I like Roger Dawson’s ideas and his books. I have re-read his book Secrets of Power Persuasion and would like to share a few of the ideas he writes about. However, I recommend you buy the book and read it for yourself.
He argues that while pain and pleasure are powerful persuaders, the best method is the "carrot and stick" approach. Apply the pressure of reward and the pain of punishment both.
Consistent with other writers, Dawson recommends giving the other side’s argument yourself, but pointing out the flaws. Most writing about this says the benefit is it shows you are objective and it defuses the objection before it is made. Dawson says it gives you credibility; it forces you to think about as well as anticipate objections and the credibility you gain carries over to what else you say.
In all the years of my trial practice I have always made it a practice to argue for numbers that were not rounded off. My figures were uneven. I did it for the same reason Dawson argues. It indicates that it isn’t a number off the top of your head, but is based upon some analysis. As he notes, the ads for Ivory Soap always had the line "99 44/100% pure. They didn’t say "100%" pure.
I’ve written about Dawson’s book The Secrets of Power Negotiating which I think is the single best book on negotiation I’ve read. Every lawyer should read this book. He gives the three best reasons for always asking for more then you expect to get or want. They are: (1) you might just get it (2) it gives you room to negotiate and (3) it lets the other person win when you take less.
Dawson says the four steps of persuasion consist of (1) know your objective (2) get information about it (3) assess your objective by comparing alternatives to it and (4) look for possible concessions you can made to achieve it.
Additional thoughts include the fact that most people talk too fast for real influencing power.
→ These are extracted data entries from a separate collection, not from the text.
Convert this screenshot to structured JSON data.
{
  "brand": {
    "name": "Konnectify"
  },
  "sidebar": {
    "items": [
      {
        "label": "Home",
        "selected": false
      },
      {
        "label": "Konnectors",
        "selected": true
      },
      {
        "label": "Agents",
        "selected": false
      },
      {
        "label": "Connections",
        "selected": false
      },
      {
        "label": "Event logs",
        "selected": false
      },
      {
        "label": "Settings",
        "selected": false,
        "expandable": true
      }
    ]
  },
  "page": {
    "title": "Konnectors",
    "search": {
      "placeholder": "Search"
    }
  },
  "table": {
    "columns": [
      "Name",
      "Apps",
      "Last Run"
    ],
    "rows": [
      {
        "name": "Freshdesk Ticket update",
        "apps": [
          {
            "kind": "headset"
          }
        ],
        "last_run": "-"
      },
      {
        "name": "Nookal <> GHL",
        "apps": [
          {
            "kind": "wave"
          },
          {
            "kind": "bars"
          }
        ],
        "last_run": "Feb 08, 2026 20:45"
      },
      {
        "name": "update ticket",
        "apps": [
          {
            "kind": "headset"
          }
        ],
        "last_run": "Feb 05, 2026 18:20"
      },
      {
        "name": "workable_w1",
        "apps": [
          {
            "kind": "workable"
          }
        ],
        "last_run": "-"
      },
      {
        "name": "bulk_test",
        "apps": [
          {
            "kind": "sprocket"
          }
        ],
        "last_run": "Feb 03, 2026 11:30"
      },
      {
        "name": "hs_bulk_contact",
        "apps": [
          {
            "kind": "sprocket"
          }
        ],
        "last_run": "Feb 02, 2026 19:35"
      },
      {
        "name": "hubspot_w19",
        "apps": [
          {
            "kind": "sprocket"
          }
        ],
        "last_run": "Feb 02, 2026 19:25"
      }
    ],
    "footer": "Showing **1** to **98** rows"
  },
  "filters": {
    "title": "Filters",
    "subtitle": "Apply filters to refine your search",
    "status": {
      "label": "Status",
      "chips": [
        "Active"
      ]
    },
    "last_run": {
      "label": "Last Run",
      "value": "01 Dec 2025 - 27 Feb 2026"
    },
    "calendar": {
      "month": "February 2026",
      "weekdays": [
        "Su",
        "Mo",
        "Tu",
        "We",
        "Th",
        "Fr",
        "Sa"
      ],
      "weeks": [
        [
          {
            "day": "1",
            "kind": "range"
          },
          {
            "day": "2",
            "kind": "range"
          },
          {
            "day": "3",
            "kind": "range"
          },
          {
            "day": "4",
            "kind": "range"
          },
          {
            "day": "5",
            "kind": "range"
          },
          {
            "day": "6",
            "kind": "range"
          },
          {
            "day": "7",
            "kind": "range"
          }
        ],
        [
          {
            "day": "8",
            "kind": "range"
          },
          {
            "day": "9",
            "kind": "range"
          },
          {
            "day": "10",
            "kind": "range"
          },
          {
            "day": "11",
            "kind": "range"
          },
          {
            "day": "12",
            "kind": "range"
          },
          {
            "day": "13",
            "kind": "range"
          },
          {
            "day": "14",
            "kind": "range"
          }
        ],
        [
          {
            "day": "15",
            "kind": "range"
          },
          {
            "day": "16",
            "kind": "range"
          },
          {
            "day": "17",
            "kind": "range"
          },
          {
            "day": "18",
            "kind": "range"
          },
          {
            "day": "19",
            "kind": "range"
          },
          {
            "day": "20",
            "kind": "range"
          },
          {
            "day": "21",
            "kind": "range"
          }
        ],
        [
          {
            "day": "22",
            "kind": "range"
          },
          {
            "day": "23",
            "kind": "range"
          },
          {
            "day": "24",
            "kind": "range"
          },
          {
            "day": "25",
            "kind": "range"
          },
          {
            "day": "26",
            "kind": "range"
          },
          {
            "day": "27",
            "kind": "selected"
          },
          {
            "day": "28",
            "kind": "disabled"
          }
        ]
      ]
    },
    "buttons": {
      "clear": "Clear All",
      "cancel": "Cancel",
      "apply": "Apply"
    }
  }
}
To be powerful you need to pace yourself slowly and in deep tones. A slow deep voice is best. I was reminded of John Wayne’s advice when asked how to be an actor. He replied "Talk low. Talk slow and don’t say to much."
I’ve written about "mirroring" before. Using the same body language, tone of voice and speed of talking as well any other characteristics the other person is using. The idea is that people like people who are like themselves. In addition to mirroring, rapport is increased if you pretend that you already have it with the other person. Imagine the person you talking to is an old friend. Your body language, your attitude and your speaking would reflect that relationship.
So, there are some things I got from reading this book. I hope you can use some of them.